2. Nummer 302 420 wird wie folgt gefasst:

       Nr.                                                                Auslagen                                                                          Höhe
   „302 420      – die nach dem Justizvergütungs- und -entschädigungsgesetz (JVEG) zu
                   zahlenden Beträge mit folgenden Maßgaben:
                    1. Auslagen zur Erfüllung der Rechte blinder oder sehbehinderter Perso-
                       nen (§ 191a Absatz 1 GVG) und hör- oder sprachbehinderter Personen
                       (§ 186 Absatz 1 GVG) sind hiervon ausgenommen . . . . . . . . . . . . . . . . . . .                                                in voller Höhe
                    2. erhält ein Sachverständiger aufgrund des § 1 Absatz 2 Satz 2 JVEG
                       keine Vergütung, ist der Betrag zu erheben, der ohne diese Vorschrift
                       nach dem JVEG zu zahlen wäre . . . . . . . . . . . . . . . . . . . . . . . . . . . . . . . . . . . . .                             in voller Höhe
                    3. sind die Auslagen durch verschiedene Verfahren veranlasst, werden
                       sie auf die mehreren Verfahren angemessen verteilt . . . . . . . . . . . . . . . . .                                              in voller Höhe“.

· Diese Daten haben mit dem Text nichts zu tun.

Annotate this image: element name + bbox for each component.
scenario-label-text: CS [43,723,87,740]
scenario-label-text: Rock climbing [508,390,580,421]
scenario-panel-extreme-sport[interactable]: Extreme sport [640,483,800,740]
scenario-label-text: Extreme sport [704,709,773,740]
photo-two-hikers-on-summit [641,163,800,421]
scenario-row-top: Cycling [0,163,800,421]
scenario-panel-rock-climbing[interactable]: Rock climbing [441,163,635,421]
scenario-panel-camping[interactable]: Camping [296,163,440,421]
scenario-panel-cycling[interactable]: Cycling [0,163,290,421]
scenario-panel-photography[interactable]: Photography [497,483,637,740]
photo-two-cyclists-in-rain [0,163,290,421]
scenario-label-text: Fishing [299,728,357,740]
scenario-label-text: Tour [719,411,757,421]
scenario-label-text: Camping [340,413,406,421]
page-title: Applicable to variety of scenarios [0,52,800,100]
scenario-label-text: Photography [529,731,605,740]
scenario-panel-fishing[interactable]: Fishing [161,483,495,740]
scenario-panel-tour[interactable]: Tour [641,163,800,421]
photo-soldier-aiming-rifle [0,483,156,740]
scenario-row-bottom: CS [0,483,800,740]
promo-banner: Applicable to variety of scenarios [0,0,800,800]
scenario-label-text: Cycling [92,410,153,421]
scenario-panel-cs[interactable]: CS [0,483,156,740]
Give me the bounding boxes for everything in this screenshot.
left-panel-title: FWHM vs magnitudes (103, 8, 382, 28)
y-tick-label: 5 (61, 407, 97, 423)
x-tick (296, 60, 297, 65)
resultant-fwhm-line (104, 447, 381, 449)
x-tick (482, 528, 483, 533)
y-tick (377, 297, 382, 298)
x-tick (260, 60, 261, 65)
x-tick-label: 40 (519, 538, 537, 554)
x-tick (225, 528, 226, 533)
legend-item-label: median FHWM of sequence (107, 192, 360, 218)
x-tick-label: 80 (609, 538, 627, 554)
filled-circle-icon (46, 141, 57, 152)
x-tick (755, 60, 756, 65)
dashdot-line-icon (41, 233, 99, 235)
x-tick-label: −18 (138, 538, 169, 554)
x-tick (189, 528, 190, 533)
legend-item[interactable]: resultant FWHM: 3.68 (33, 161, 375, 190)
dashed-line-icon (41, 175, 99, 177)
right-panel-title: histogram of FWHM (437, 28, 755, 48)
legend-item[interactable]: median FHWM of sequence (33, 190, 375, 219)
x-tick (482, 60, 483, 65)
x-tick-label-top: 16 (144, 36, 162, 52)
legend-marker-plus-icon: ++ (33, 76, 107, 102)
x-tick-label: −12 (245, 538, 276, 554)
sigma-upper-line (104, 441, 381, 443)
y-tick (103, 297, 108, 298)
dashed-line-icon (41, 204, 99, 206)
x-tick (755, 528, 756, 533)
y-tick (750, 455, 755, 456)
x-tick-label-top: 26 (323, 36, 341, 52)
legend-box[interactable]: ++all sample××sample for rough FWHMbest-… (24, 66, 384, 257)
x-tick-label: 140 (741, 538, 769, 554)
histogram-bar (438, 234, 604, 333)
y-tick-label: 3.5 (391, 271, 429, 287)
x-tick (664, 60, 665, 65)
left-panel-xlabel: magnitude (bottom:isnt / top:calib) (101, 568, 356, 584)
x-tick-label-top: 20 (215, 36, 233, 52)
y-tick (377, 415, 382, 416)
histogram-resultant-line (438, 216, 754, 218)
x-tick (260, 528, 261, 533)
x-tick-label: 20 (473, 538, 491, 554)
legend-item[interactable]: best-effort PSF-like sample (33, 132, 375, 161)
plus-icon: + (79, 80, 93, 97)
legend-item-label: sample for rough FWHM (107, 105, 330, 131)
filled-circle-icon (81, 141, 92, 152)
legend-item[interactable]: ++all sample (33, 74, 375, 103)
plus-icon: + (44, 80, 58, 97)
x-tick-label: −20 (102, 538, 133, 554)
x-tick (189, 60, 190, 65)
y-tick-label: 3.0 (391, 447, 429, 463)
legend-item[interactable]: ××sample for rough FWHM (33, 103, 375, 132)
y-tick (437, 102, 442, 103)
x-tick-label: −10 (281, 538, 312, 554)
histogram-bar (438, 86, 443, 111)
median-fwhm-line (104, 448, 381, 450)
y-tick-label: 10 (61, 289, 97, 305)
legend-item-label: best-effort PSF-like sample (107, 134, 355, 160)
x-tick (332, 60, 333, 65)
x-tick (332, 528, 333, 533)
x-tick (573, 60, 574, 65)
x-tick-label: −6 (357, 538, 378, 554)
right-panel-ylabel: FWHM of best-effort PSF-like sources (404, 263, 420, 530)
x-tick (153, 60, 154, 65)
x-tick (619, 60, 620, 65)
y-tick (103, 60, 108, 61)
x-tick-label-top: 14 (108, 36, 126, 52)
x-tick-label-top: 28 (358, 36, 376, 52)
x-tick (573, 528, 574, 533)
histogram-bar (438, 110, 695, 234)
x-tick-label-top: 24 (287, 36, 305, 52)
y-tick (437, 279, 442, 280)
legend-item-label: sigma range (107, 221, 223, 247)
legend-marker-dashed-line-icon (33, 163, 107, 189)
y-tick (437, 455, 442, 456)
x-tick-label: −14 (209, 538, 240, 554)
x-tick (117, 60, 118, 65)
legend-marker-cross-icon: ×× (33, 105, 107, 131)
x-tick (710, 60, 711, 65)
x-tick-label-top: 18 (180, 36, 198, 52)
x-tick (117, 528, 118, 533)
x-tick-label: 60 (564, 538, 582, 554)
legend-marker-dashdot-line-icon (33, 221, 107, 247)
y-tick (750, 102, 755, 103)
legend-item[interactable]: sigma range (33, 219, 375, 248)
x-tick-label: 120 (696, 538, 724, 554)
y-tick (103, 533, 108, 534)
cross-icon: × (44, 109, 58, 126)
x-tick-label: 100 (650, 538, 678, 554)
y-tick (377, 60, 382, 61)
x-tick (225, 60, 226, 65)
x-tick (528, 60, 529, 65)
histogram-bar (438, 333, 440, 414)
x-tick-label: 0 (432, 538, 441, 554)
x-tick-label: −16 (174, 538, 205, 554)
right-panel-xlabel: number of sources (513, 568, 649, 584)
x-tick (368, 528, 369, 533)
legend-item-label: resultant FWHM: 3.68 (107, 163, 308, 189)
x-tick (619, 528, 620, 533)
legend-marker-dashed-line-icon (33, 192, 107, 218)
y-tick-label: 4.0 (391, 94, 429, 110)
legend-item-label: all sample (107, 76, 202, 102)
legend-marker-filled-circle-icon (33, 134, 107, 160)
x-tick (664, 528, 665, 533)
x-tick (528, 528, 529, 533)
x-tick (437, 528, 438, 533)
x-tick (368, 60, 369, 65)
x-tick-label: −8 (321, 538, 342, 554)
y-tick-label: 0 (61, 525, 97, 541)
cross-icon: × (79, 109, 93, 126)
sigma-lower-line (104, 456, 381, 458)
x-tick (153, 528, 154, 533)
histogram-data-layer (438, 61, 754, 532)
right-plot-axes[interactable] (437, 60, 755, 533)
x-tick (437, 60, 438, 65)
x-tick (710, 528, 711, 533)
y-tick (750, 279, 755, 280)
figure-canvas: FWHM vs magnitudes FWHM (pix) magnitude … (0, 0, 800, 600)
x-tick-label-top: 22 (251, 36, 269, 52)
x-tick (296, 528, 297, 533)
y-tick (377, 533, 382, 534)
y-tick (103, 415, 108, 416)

                                                                            Artikel 5
                                                                        Inkrafttreten
                   (1) Diese Verordnung tritt vorbehaltlich des Absatzes 2 am Tag nach der
                 Verkündung in Kraft.
                    (2) Am 1. Juli 2022 treten in Kraft:
                 1. Artikel 1 Nummer 4 und
                 2. Artikel 2 Nummer 1 und 2 Buchstabe b.


                    Berlin, den 7. Februar 2022

                                                Der Bundesminister der Justiz
                                                      Marco Buschmann

Herkunft dieses Textes

Quelle: Bundesgesetzblatt, BGBl. 2022 I S. 171. Gesetze, Verordnungen und amtliche Bekanntmachungen sind amtliche Werke (§ 5 Abs. 1 UrhG) und genießen keinen Urheberrechtsschutz. Der Text ist unverändert wiedergegeben (§ 62 UrhG); Herkunft und Prüfwerte stehen hier (§ 63 UrhG).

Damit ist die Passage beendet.